St. George and the Dragon: This is one of the most famous legends in Catalonia and of course, England too! Like England, the country of Catalonia also shares Saint George as its patron since 1456. Though there are no historical sources that actually prove his existence, references dates back to the 3rd century. He was born in Cappadocia and was said to be beheaded during the Roman Emperor Diocletian's persecution of Christians.
It was however, in the 14th century that the dragon slaying legend was created. In Cappadocia there was a terrible dragon that attacked the kingdom and residents. Scared, they fed the dragon two lambs a day to satisfy its hunger, but when animals ran out, they decided to sacrifice people to the dragon by way of a lottery. The first turned out to be non other than the princess. Legend has it that Sant Jordi saved the princess from the clutches of the fearsome dragon, killing him with his lance... With blood pouring from the wound, from it grew a beautiful red rose.

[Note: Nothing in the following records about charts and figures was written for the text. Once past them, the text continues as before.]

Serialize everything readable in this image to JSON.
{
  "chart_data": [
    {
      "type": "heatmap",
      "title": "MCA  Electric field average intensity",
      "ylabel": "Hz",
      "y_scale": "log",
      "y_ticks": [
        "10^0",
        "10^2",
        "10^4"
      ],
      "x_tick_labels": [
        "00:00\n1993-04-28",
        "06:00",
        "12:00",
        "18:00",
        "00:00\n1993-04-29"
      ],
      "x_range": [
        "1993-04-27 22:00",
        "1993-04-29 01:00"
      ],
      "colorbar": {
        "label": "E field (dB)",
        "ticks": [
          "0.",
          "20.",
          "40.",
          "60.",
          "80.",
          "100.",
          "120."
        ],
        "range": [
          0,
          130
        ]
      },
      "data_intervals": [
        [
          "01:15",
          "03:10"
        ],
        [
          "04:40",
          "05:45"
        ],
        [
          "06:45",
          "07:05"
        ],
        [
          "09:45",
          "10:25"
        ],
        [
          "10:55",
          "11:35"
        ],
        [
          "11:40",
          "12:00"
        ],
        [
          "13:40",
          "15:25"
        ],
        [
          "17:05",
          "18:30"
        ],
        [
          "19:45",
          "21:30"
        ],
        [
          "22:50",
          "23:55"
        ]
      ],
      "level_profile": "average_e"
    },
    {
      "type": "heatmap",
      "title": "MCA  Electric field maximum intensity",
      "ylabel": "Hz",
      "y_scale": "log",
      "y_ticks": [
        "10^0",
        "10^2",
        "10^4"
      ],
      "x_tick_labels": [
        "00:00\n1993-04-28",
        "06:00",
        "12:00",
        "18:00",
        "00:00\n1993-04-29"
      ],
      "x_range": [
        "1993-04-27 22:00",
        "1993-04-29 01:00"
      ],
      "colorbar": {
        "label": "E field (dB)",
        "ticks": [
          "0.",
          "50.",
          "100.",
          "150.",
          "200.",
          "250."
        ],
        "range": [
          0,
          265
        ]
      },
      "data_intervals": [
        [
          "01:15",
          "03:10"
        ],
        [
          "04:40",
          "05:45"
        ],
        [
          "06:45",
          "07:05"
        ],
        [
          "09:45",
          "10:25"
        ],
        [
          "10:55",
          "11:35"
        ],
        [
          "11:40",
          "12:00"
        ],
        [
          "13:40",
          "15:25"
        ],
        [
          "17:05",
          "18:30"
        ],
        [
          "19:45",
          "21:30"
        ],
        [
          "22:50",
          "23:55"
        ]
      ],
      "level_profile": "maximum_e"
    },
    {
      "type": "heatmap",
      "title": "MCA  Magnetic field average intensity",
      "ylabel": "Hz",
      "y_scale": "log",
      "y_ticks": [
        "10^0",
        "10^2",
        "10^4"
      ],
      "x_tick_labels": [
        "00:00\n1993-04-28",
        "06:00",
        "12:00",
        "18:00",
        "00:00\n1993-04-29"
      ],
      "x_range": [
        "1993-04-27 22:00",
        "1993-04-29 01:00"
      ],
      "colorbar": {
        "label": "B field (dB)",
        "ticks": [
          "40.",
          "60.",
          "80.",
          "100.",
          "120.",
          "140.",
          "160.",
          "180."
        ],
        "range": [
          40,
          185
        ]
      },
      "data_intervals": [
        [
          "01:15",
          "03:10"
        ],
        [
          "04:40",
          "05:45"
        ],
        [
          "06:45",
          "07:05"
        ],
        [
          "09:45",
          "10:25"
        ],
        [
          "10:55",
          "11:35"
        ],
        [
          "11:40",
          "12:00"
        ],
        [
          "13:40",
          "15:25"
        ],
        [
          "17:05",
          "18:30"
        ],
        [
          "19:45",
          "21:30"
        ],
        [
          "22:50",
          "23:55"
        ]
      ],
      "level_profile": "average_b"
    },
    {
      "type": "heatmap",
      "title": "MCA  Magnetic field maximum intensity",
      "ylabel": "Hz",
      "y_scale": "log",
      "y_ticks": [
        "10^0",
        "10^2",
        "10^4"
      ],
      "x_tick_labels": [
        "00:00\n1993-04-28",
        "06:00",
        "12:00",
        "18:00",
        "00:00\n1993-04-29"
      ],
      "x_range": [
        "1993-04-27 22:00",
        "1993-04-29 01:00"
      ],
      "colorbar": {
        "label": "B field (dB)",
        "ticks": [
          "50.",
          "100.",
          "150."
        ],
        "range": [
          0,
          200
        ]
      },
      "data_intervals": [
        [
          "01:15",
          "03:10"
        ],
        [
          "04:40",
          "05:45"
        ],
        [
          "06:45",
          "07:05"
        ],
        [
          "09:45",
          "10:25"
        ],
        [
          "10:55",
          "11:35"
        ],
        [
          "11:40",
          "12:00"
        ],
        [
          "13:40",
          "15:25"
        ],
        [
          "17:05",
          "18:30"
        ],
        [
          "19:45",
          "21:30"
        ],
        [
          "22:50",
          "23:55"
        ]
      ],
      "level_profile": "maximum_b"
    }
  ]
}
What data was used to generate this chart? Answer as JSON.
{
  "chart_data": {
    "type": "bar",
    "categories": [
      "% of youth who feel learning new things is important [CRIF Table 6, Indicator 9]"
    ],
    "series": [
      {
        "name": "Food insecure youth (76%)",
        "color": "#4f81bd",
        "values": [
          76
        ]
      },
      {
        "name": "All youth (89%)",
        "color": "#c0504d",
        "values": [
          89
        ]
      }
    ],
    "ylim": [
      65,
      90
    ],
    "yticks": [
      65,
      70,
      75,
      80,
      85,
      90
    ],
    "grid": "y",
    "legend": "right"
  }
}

So, in Catalonia (as well as on the Baleares Islands and in Valencia), during St. George's Day on April 23rd, the streets are full of roughly more than 2 million roses with people passing by buying them for their partner. In exchange the other partner will buy them a book as a symbol of recognition.
The representations of dragons
By those in the know, Barcelona is affectionately called Drakcelona. Dragons hide in every corner of the city, ready to be discovered by passersby - citizens and tourists alike.
In the Catalan capital you can admire many examples. In fact, the dragon is a versatile beast and every artist, over the years, has created a work differently according to their imagination. Moreover, it is also said that the oriental dragons (which do not have wings, but fly) are imaged to be kind, while Western dragons are thought to generally be evil beings (though these days they can also be seen as wise-guardians).
In Barcelona you can find them in different colors, sizes, and shapes. Some of them have large jaws with a glare and sharp claws; others, legless, wingless, look more elegant and less threatening.
They are made of stone, wrought iron, wood, ceramics, and are usually found in unexpected places like corners of balconies, camouflaged amongst the lamps, door handles, or gutters ... Some are represented alone, others alongside Saint George.
The iconography of the dragon has changed much over the centuries, and the figure of this mythological being influenced the modernist period strongly, because they saw it as a being exotic.
Walking the streets, there are representations of dragons dating back to the Middle ages, like in the Gothic Quarter near the Cathedral, but there are many representations of modernist features, especially on the buildings of Eixample.
There are large figures and small ones. The largest dragon sculpture in the city appears in the Parc de l'Espanya Industrial which is about 32 meters long and weighs 150 tonnes. The smallest happen to be a pair of dragons on the door handles of Pati dels Tarongers (Courtyard of the oranges) at the Palau de la Generalitat they are just 10 cm and weigh only 100 grams.
One of the most curious and well-known is the chinese dragon on the "House of Umbrellas" - a pre-modernist building on Las Ramblas. It is a guardian dragon Dilong who watches the skies and brings rain and controls rivers according to Eastern legends.
The dragons of gaudí
Even Gaudí paid homage to dragons when he built two particularly outstanding representations, as was his style ;). One of them is the dragon at Park Güell created using his mosaic technique called 'Trencadís'.
The other, perhaps less known, is a gate of wrought iron at the entrance of the Pabellones Güell in the Pedralbes neighbourhood (Av. De Pedralbes, 7, 08034 Barcelona).
The buildings of Gaudí
Gaudí was so into dragons that in fact, two of his entire buildings are actually full representations of these mythical creatures. As is the case with Casa Batlló. It is a representation of the George and the Dragon tale. Take a look at the video if you want a more literal interpretation though:
The other building-cum-dragon is Torre Bellesguard, a secret that you'll discover for yourself when you climb to the roof...
Am I going too fast? Don't worry, in Barcelona thematic routes are organized to discover dragons and other fantastic animals that characterize the city, all in order to know the best kept secrets, legends, and stories of the oldest neighborhoods ...;) Generally, the tour starts in Ciutadella Park and continues through the the Born neighbourhood, then the Gothic Quarter, Cathedral, and finally las Ramblas. Here you can check all the details.
The dragon in Catalan Culture
Not only does Catalonia celebrate the dragon from the St George legend, but it is also the protagonist of one of the most spectacular Catalan traditions - the Correfocs (or Fire-runs), a traditional dance/parade from the XII century representing the struggle between good and evil which today incorporates fearsome fire-breathing dragons...! ;)
So did you know all about these mythical stories about dragons in Barcelona? Hopefully you enjoyed the article and now all that remains is for you to put on your fire proximity suit and get ready to hunt some dragons. It's going to be dangerous, but you can do it!